This post began as a wordy series of observations jotted down as I explored the performance issue. Some of the “facts” that I declared along the way were quite wrong, so I am replacing the original with this summary, which I hope will be more readable, and know to be less misleading.
A pair of traces dumped from the processor while rendering a single citation showed the CSL nodes hit by the old and new versions of the APA style (originally linked to hastebin
, but since removed by their expiry rules, oops). The traces show the greater complexity of the new version. It hits 302 nodes, as compared with 175 nodes in the older version. It also has more deeply nested groups, reaching a maximum depth of 10 levels, as opposed to 6 levels in the previous version.
So the new APA version is more complex. But does that have a severe impact on performance?

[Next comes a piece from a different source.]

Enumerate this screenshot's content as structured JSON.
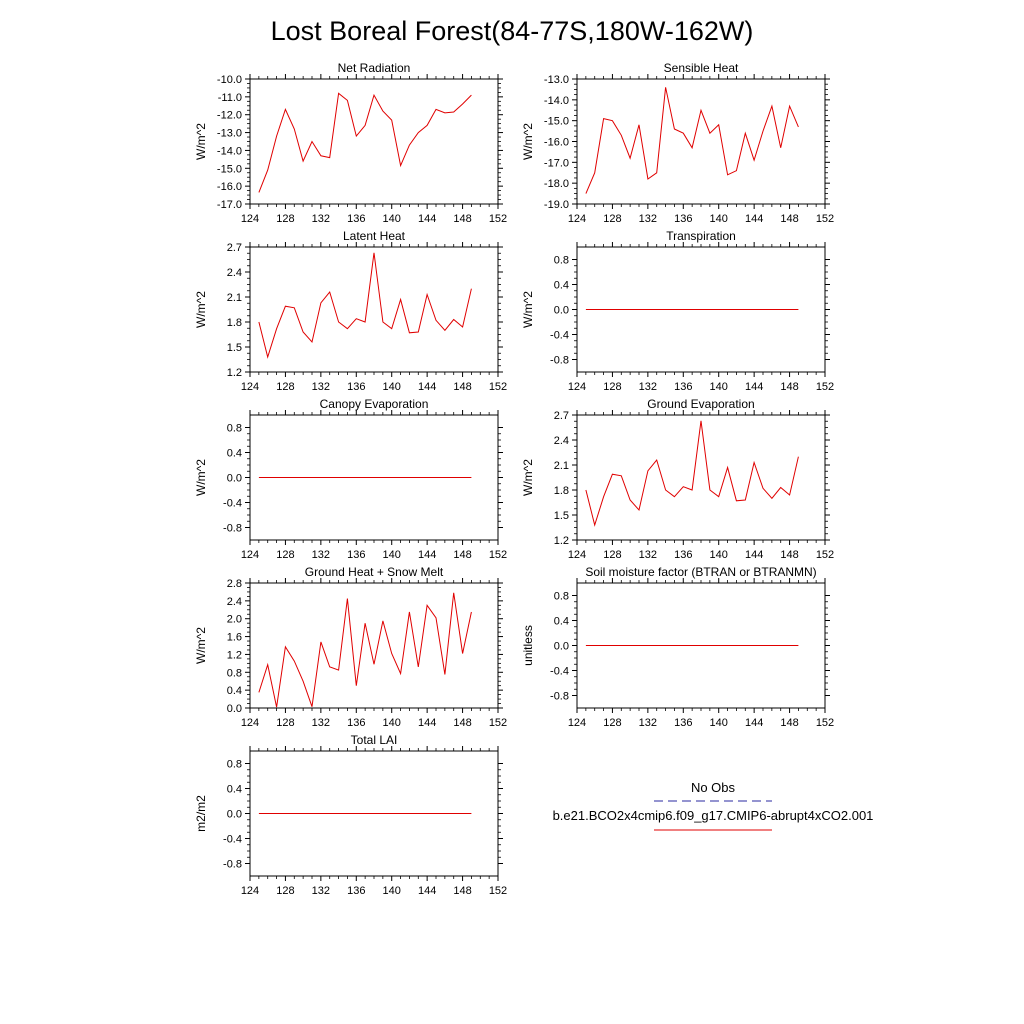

I initially thought that we were in deep water here, but it turns out that the answer is, “No, not really.”
The new APA version does take substantially longer to instantiate when it is installed to the processor—roughly three times longer, at 257ms
against 87ms
. In normal operation, though, instantiation is infrequent, since a built processor instance can and should be reused. A rise in build-time latency isn’t particularly worrying.

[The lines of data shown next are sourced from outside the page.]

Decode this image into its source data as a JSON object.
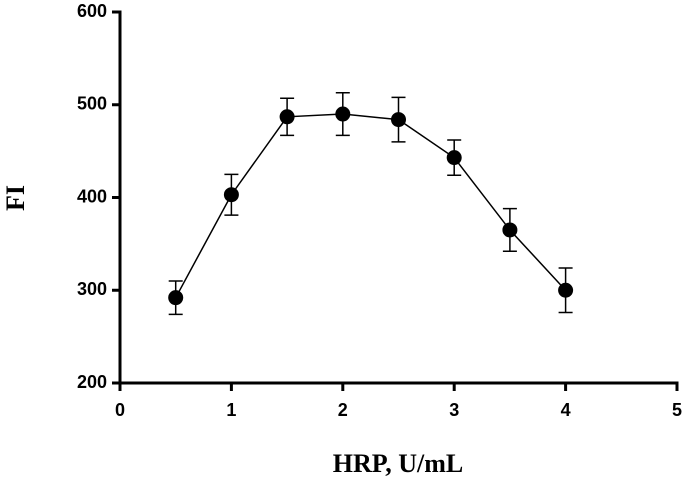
{
  "chart_data": {
    "type": "line",
    "x_label": "HRP, U/mL",
    "y_label": "FI",
    "x": [
      0.5,
      1,
      1.5,
      2,
      2.5,
      3,
      3.5,
      4
    ],
    "series": [
      {
        "values": [
          292,
          403,
          487,
          490,
          484,
          443,
          365,
          300
        ],
        "errors": [
          18,
          22,
          20,
          23,
          24,
          19,
          23,
          24
        ],
        "color": "#000000"
      }
    ],
    "xlim": [
      0,
      5
    ],
    "xticks": [
      0,
      1,
      2,
      3,
      4,
      5
    ],
    "ylim": [
      200,
      600
    ],
    "yticks": [
      200,
      300,
      400,
      500,
      600
    ]
  }
}
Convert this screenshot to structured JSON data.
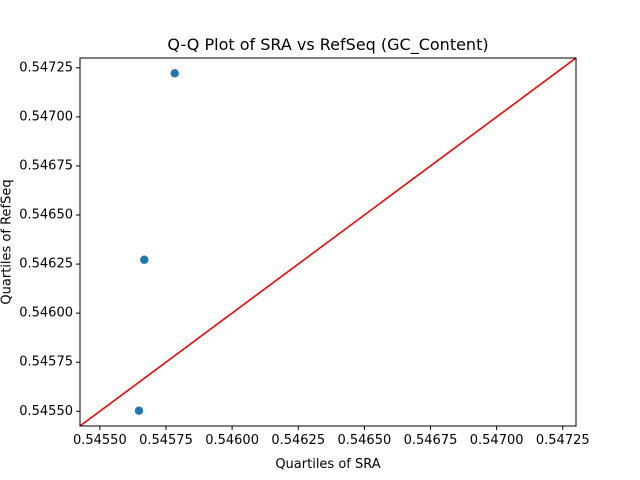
{
  "chart_data": {
    "type": "scatter",
    "title": "Q-Q Plot of SRA vs RefSeq (GC_Content)",
    "xlabel": "Quartiles of SRA",
    "ylabel": "Quartiles of RefSeq",
    "xlim": [
      0.545425,
      0.5473
    ],
    "ylim": [
      0.545425,
      0.5473
    ],
    "x_ticks": [
      0.5455,
      0.54575,
      0.546,
      0.54625,
      0.5465,
      0.54675,
      0.547,
      0.54725
    ],
    "x_tick_labels": [
      "0.54550",
      "0.54575",
      "0.54600",
      "0.54625",
      "0.54650",
      "0.54675",
      "0.54700",
      "0.54725"
    ],
    "y_ticks": [
      0.5455,
      0.54575,
      0.546,
      0.54625,
      0.5465,
      0.54675,
      0.547,
      0.54725
    ],
    "y_tick_labels": [
      "0.54550",
      "0.54575",
      "0.54600",
      "0.54625",
      "0.54650",
      "0.54675",
      "0.54700",
      "0.54725"
    ],
    "grid": false,
    "series": [
      {
        "points": [
          {
            "x": 0.545648,
            "y": 0.545503
          },
          {
            "x": 0.545668,
            "y": 0.546272
          },
          {
            "x": 0.545783,
            "y": 0.547222
          }
        ],
        "color": "#1f77b4",
        "marker": "circle"
      }
    ],
    "reference_line": {
      "type": "y=x",
      "color": "#ff0000"
    }
  }
}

At the rendering level, the picture is much brighter. On my laptop, for a run of 1,000 citations + bibliography, I’m getting timings like 18803ms
for the old APA version, against 19248ms
for the new one, for a difference of 0.000445
seconds per citation.
I did trial runs with older and newer processor versions, and there isn’t much of a difference. In the course of exploring this issue, I made a few small tweaks that might speed things up very slightly for all styles, but the difference will be so small as to be lost in noise on anything short of a massive data set.

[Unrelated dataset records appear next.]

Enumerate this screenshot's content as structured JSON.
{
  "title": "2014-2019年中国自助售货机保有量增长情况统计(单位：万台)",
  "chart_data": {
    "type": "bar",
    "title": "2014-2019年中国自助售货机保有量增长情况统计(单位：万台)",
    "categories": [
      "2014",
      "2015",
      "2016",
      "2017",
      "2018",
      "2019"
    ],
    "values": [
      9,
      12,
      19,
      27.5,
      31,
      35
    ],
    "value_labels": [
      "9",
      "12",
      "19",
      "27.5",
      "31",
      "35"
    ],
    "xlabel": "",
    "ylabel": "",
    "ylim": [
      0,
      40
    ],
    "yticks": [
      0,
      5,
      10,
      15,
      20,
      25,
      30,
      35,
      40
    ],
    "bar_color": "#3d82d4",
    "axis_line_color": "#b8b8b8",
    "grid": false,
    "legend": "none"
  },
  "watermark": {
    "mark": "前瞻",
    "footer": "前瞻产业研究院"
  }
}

So congratulations to Brenton on a job well done!
PS: @Sebastian_Karcher Is that responsive?
PPS: As a followup note on this issue, I note an enviable report of 7-8ms rendering time in @Sylvester_Keil’s citeproc-ruby
, so citeproc-js
is lagging a bit there. On the other hand, the test run discussed here was of incremental addition of citations to a document followed by output of the bibliography, so (apart from hardware differences) there would be some additional overhead for disambiguation operations, update reformatting, and DOM latency. All things considered, and to my surprise, citeproc-js
maybe isn’t doing too badly on the speed thing.